The justification document (JOFOC) on the SAM.gov website states that NASA studied only the Vulcan Center and NGUS. NASA concluded that Centaur would be more compatible, has a longer history, and would require fewer modifications than NGUS. SpaceX isn’t mentioned. Perhaps NASA concluded the SpaceX upper stage wasn’t viable; it uses RP-1 as fuel, while the other candidates use LH₂. SLS’s Pad 39B isn’t equipped for RP-1 fueling. (It was during Apollo.)

The fate of Gateway is unclear. Gateway is to be NASA’s first cislunar space station. I wrote in April 2025 why I think Gateway is important but, if this administration’s priority is to plant the seventh US flag on the moon before China plants its first, Gateway becomes irrelevant. Eric Berger at Ars Technica believes Gateway teeters on the precipice of cancellation. Once again, science is scrubbed for symbolism.
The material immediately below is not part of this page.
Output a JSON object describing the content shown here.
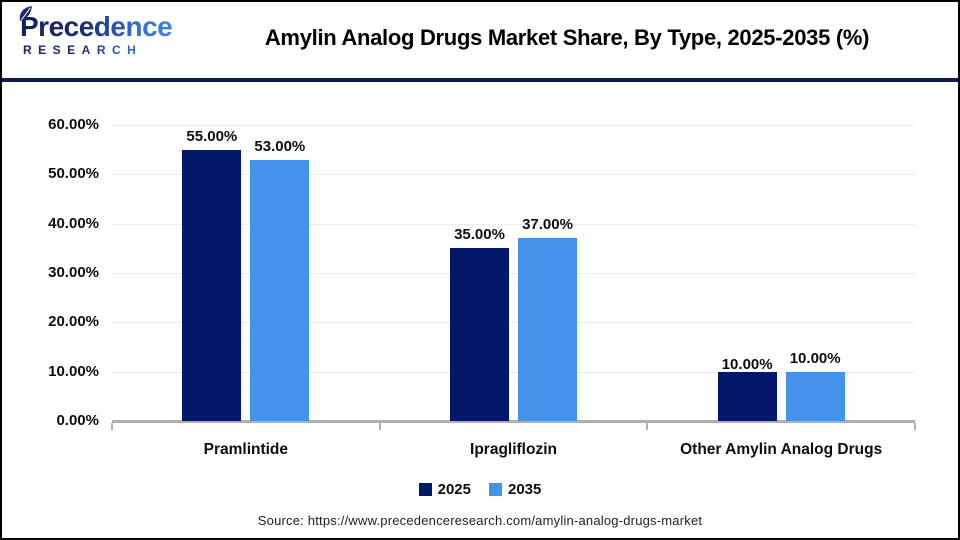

China has yet to demonstrate any capability for sending crews beyond low Earth orbit, much less to lunar orbit, or the far more difficult ability to land and launch from the surface. But once again, science is sacrificed for politics and an illusion of expediency.

With Artemis relying on historically unreliable technologies, personally I don’t expect any nation to land crews on the moon this decade. NASA, prove me wrong.